At 7/22/2011 12:25 PM, Blogger Mike said...

Benjamin,
I agree with you...drives me crazy. Of course, being here in Houston, I may be a bit biased.

I really believe the problem is our government not seeing around the next corner because it's further than the next election.
The DoD makes us quite a bit of money to go with the cost...and, as long as the rest of the western "powers" refuse to pull their weight, we'll be the sole provider of safe waterways and "stability" for trade (and extortion)...but they don't seem to see the benefit the space program provided DoD and private development.

I really hope the visionaries, like American tech companies, can fill some of this void and let us see exactly what the private sector would provide. I want to think the advancements will be better and cheaper, but I'm not so sure.
Nasa has been a great example of what government can do, cost/benefit wise, but not everybody has the same definition of 'benefit'.

 
At 7/22/2011 1:21 PM, Blogger Hydra said...

The Romans or the Han Chinese could just as easily sailed around the world as the 15th century Europeans.

Not really, when the Europeans started sailing offshore significant changes happened in shipbuilding, navigating, etc. though not all of them were obvious.

For one thing, the entire science of ballasting had to be learned the hard way. When the VASA sank, she was the most expensive thing Sweden had ever built. Ship design became a very conservative practice, with only incremental changes, and these viewed with suspicion.

It is the same case in rocketry, where the expense and risk are so great that change comes slowly.

 
At 7/22/2011 4:32 PM, Blogger Benjamin Cole said...

Mike-

Thanks for the comment, but...

I disagree with you. Who, today, wants to close shipping lanes?

China? An exporting nation?

Russia, that exports oil?

France? Great Britain? Japan? Canada? Germany?

We are spending trillions of dollars in case somebody someday wants to close shipping lanes, and enemy we cannot even imagine (since even those who might be enemies are heavy exporters). Can't we wait for a threat to begin to emerge, before we start spending trillions?
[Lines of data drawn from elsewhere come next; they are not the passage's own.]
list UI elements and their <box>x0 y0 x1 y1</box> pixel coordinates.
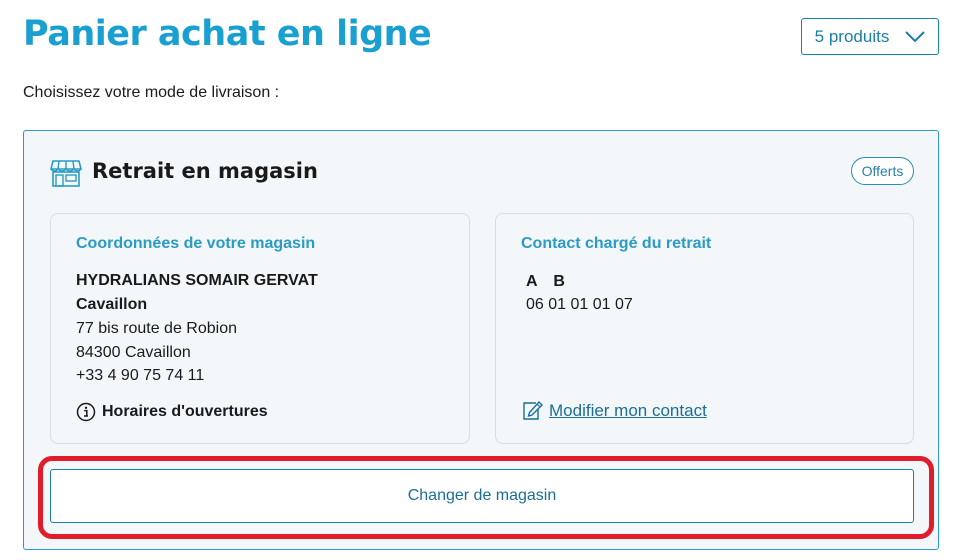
opening-hours-label: Horaires d'ouvertures <box>102 403 268 420</box>
products-dropdown-label: 5 produits <box>814 26 890 46</box>
pickup-contact-phone: 06 01 01 01 07 <box>526 296 633 313</box>
chevron-down-icon <box>905 30 926 42</box>
edit-contact-label: Modifier mon contact <box>549 401 707 420</box>
pencil-icon <box>523 400 543 420</box>
opening-hours-link[interactable]: Horaires d'ouvertures <box>76 402 268 422</box>
storefront-icon <box>50 160 82 187</box>
store-phone: +33 4 90 75 74 11 <box>76 367 205 384</box>
edit-contact-link[interactable]: Modifier mon contact <box>521 400 707 422</box>
store-details-box: Coordonnées de votre magasin HYDRALIANS … <box>50 213 470 444</box>
store-address: 77 bis route de Robion <box>76 320 237 337</box>
pickup-title: Retrait en magasin <box>92 159 318 183</box>
change-store-button[interactable]: Changer de magasin <box>50 469 914 523</box>
store-name: HYDRALIANS SOMAIR GERVAT <box>76 272 318 289</box>
pickup-contact-box: Contact chargé du retrait A B 06 01 01 0… <box>495 213 914 444</box>
pickup-contact-heading: Contact chargé du retrait <box>521 235 712 252</box>
store-pickup-card: Retrait en magasin Offerts Coordonnées d… <box>23 130 939 550</box>
free-badge: Offerts <box>851 157 914 185</box>
store-city-label: Cavaillon <box>76 296 148 313</box>
store-postal-city: 84300 Cavaillon <box>76 344 191 361</box>
store-details-heading: Coordonnées de votre magasin <box>76 235 316 252</box>
pickup-contact-name: A B <box>526 273 571 290</box>
products-dropdown[interactable]: 5 produits <box>801 18 939 55</box>
info-icon <box>76 402 96 422</box>
page-title: Panier achat en ligne <box>23 14 432 54</box>
delivery-instruction: Choisissez votre mode de livraison : <box>23 84 280 101</box>
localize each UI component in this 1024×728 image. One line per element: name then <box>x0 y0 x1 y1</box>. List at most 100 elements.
No, in the private-sector, you take advantage of the ability to cut costs.

Not so in D.C.

 
At 7/22/2011 4:52 PM, Blogger Innovation rules said...

Rand Simburg wrote an interesting article:

...as NASA heads into an uncertain future, many are drawing lessons from the shuttle experience to apply to policy going forward.
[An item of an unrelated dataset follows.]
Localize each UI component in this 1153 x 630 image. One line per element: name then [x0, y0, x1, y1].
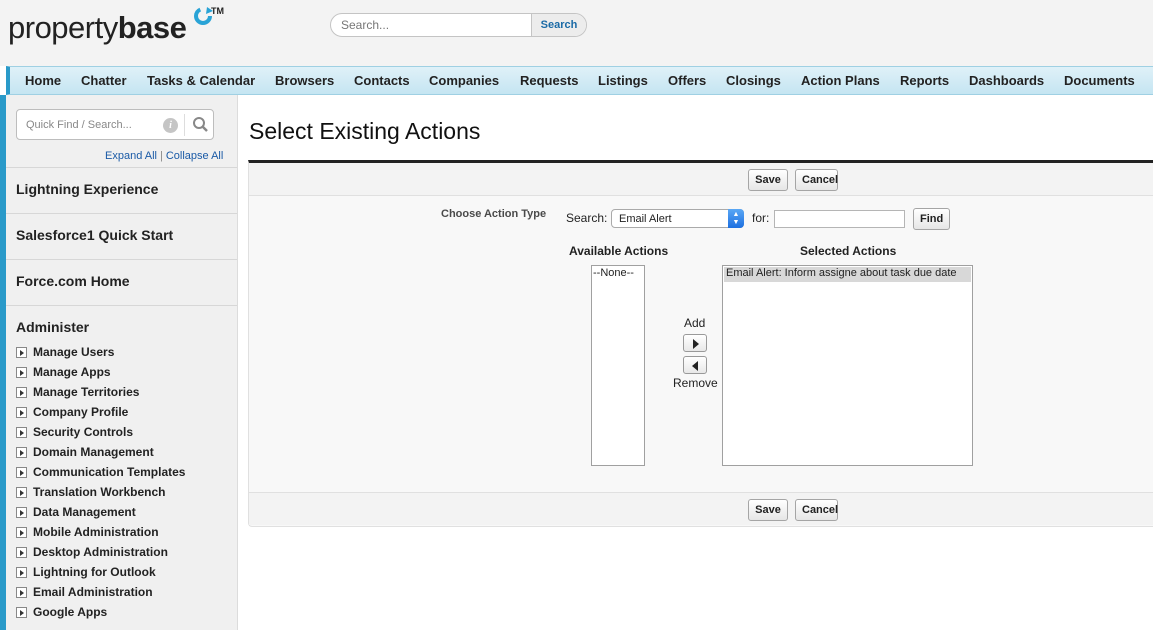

Unfortunately, many of those lessons are false. If they are believed and applied, they will result in human spaceflight, at least as performed by NASA, that remains expensive, unsafe and rare. Here are some of the more important things many people learned from the shuttle program that are just plain wrong:


Source: 6 False Lessons Of The Space Shuttle - Atlantis Final Flight - Popular Mechanics
Address: http://www.popularmechanics.com/science/space/nasa/6-false-lessons-of-the-space-shuttle

 
At 7/22/2011 10:53 PM, Anonymous Anonymous said...

Heh, someone just sent me this video of a mechanical bird, cool stuff.

 
At 7/24/2011 3:32 PM, Blogger geoih said...

Quote from Hydra: "Not really, when the Europeans started sailing offshore significant changes happened in shipbuilding, navigating, etc. though not all of them were obvious."

The Vikings sailed across the Atlantic more than 500 years before Columbus. All of Polynesia was colonized with canoes.

The later advances in ship building by the Europeans simply allowed for more cargo to be carried and for the ship to function as a good artillery platform.